Insomma, “We are one” e quindi ce la faremo. E veramente l’America sembra una cosa sola in questi giorni di festeggiamenti (il cui budget, 150 milioni di euro, è stato peraltro fortemente criticato dai repubblicani). Lo hanno dimostrato le centinaia di migliaia di persone che, giunte da ogni parte degli States, si sono ritrovate ieri davanti al Memorial Lincoln per assistere ai festeggiamenti in onore di Barack. Ed è proprio a Lincoln, il presidente “che abolì la schiavitù e che salvò l’Unione” che va uno dei primi pensieri di Obama: “Senza di lui questo giorno non sarebbe stato possibile”. Ma nel parco del Memorial risuona anche un’altra voce, quella di Martin Luther King: “Qui – dice Obama – ancora si riflette il sogno del reverendo King e la gloria di un popolo che marciò e diede il sangue perché i suoi figli potessero essere giudicati non dal colore della pelle ma dal contenuto del loro carattere”.
“We are one” ribadisce Barack mentre si appella all’unità del Paese in nome del superamento di ogni differenza: tutti insieme “democratici e repubblicani, bianchi e neri, asiatici e latinos, gay e non, insieme possiamo farcela”.
“We are one”, Obama lo dice e lo ripete mentre a cantarlo sono le “stelle” che si esibiscono sul palco “in suo onore”. Da un magico Boss che apre il concerto con le note di “The rising” e lo chiude, insieme a Pete Seeger, con quelle di “This land is our land”, da Aretha Franklin agli U2, da Stevie Wonder a Beyoncé, da Tom Hanks a Denzel Washington.

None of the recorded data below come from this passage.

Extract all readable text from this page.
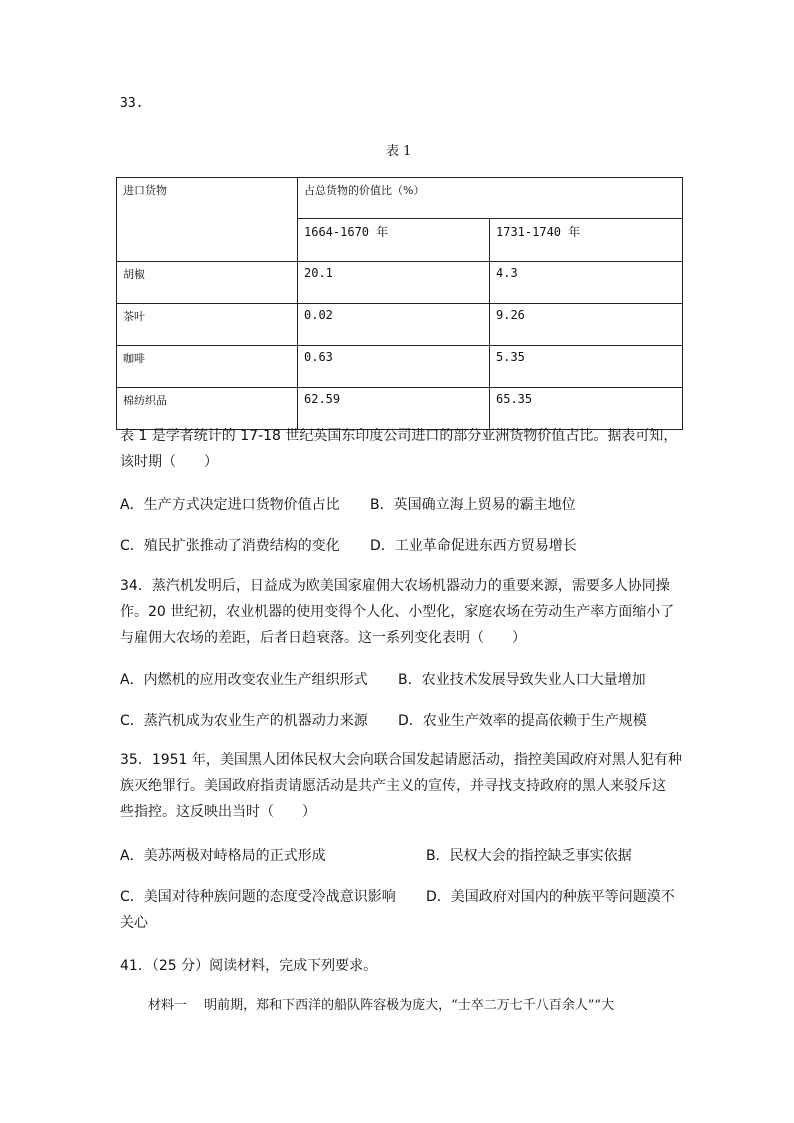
33.
表 1
进口货物	占总货物的价值比（%）	
	1664-1670 年	1731-1740 年
胡椒	20.1	4.3
茶叶	0.02	9.26
咖啡	0.63	5.35
棉纺织品	62.59	65.35
表 1 是学者统计的 17-18 世纪英国东印度公司进口的部分亚洲货物价值占比。据表可知，
该时期（　　）
A．生产方式决定进口货物价值占比 B．英国确立海上贸易的霸主地位
C．殖民扩张推动了消费结构的变化 D．工业革命促进东西方贸易增长
34．蒸汽机发明后，日益成为欧美国家雇佣大农场机器动力的重要来源，需要多人协同操
作。20 世纪初，农业机器的使用变得个人化、小型化，家庭农场在劳动生产率方面缩小了
与雇佣大农场的差距，后者日趋衰落。这一系列变化表明（　　）
A．内燃机的应用改变农业生产组织形式 B．农业技术发展导致失业人口大量增加
C．蒸汽机成为农业生产的机器动力来源 D．农业生产效率的提高依赖于生产规模
35．1951 年，美国黑人团体民权大会向联合国发起请愿活动，指控美国政府对黑人犯有种
族灭绝罪行。美国政府指责请愿活动是共产主义的宣传，并寻找支持政府的黑人来驳斥这
些指控。这反映出当时（　　）
A．美苏两极对峙格局的正式形成	B．民权大会的指控缺乏事实依据
C．美国对待种族问题的态度受冷战意识影响 D．美国政府对国内的种族平等问题漠不
关心
41．（25 分）阅读材料，完成下列要求。
材料一　 明前期，郑和下西洋的船队阵容极为庞大，“士卒二万七千八百余人”“大
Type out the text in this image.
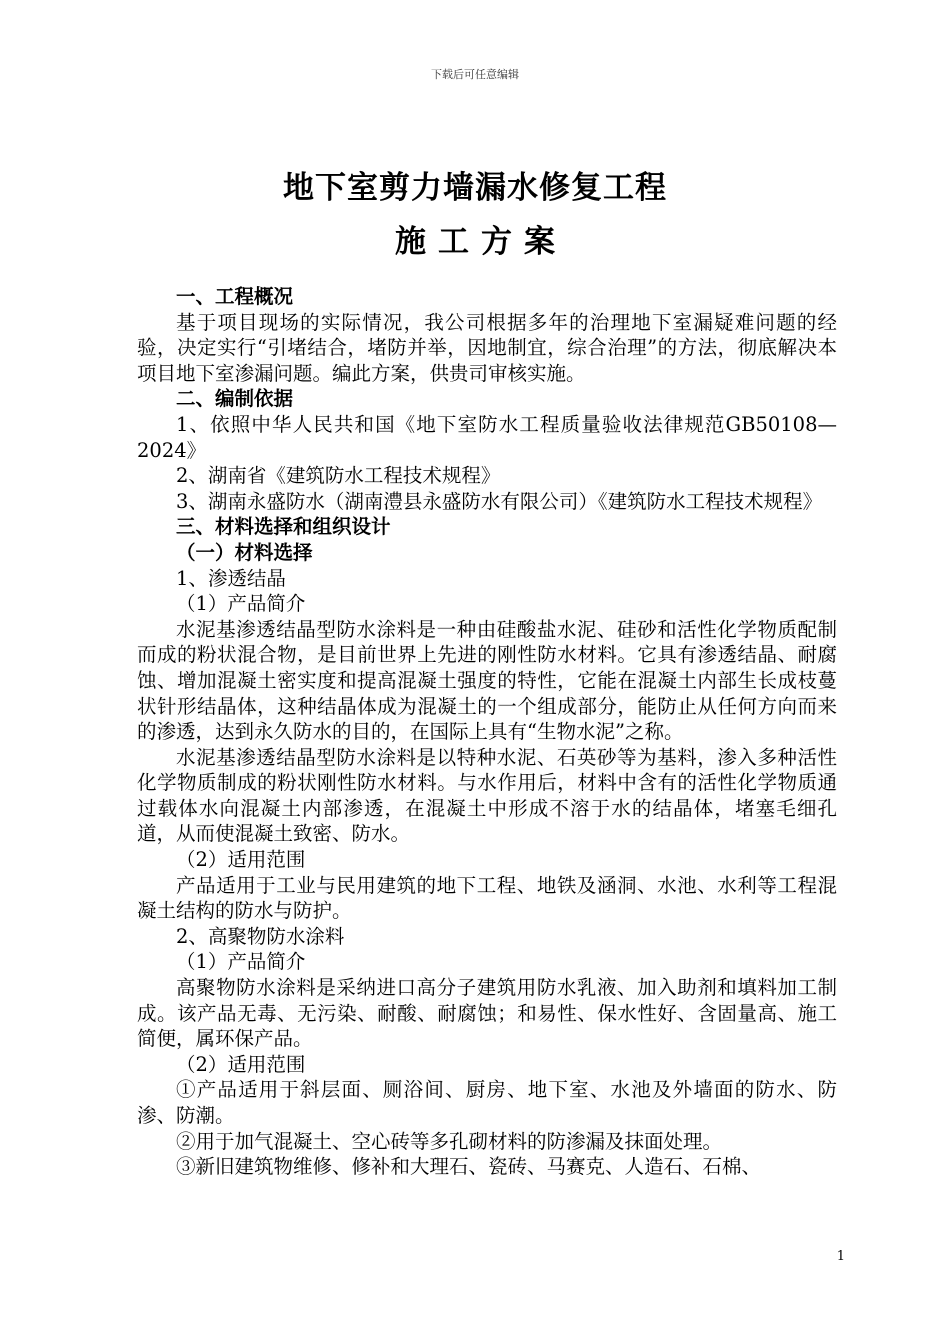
下载后可任意编辑
地下室剪力墙漏水修复工程
施工方案

一、工程概况

基于项目现场的实际情况，我公司根据多年的治理地下室漏疑难问题的经验，决定实行“引堵结合，堵防并举，因地制宜，综合治理”的方法，彻底解决本项目地下室渗漏问题。编此方案，供贵司审核实施。

二、编制依据

1、依照中华人民共和国《地下室防水工程质量验收法律规范GB50108—2024》

2、湖南省《建筑防水工程技术规程》

3、湖南永盛防水（湖南澧县永盛防水有限公司）《建筑防水工程技术规程》

三、材料选择和组织设计

（一）材料选择

1、渗透结晶

（1）产品简介

水泥基渗透结晶型防水涂料是一种由硅酸盐水泥、硅砂和活性化学物质配制而成的粉状混合物，是目前世界上先进的刚性防水材料。它具有渗透结晶、耐腐蚀、增加混凝土密实度和提高混凝土强度的特性，它能在混凝土内部生长成枝蔓状针形结晶体，这种结晶体成为混凝土的一个组成部分，能防止从任何方向而来的渗透，达到永久防水的目的，在国际上具有“生物水泥”之称。

水泥基渗透结晶型防水涂料是以特种水泥、石英砂等为基料，渗入多种活性化学物质制成的粉状刚性防水材料。与水作用后，材料中含有的活性化学物质通过载体水向混凝土内部渗透，在混凝土中形成不溶于水的结晶体，堵塞毛细孔道，从而使混凝土致密、防水。

（2）适用范围

产品适用于工业与民用建筑的地下工程、地铁及涵洞、水池、水利等工程混凝土结构的防水与防护。

2、高聚物防水涂料

（1）产品简介

高聚物防水涂料是采纳进口高分子建筑用防水乳液、加入助剂和填料加工制成。该产品无毒、无污染、耐酸、耐腐蚀；和易性、保水性好、含固量高、施工简便，属环保产品。

（2）适用范围

①产品适用于斜层面、厕浴间、厨房、地下室、水池及外墙面的防水、防渗、防潮。

②用于加气混凝土、空心砖等多孔砌材料的防渗漏及抹面处理。

③新旧建筑物维修、修补和大理石、瓷砖、马赛克、人造石、石棉、

1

Un bagno di folla per Obama che da dopodomani, però, sarà costretto ad affrontare tutte le difficoltà del suo mandato: la guerra in Iraq e Guantànamo, la sanità e la recessione, l’istruzione pubblica e l’integrazione razziale. Ce la farà e da dove dovrebbe cominciare? Per ora si “limita” ad affermare: «C'è una intera generazione che crescerà dando per scontato che il più importante ufficio al mondo è occupato da un afroamericano. Questa è una cosa radicale. Cambia il modo in cui i bambini neri guardano a se stessi. E cambia anche il modo in cui i bambini bianchi guardano ai bambini neri. Io non sottovaluterei la forza di questo». Non è poco come inizio.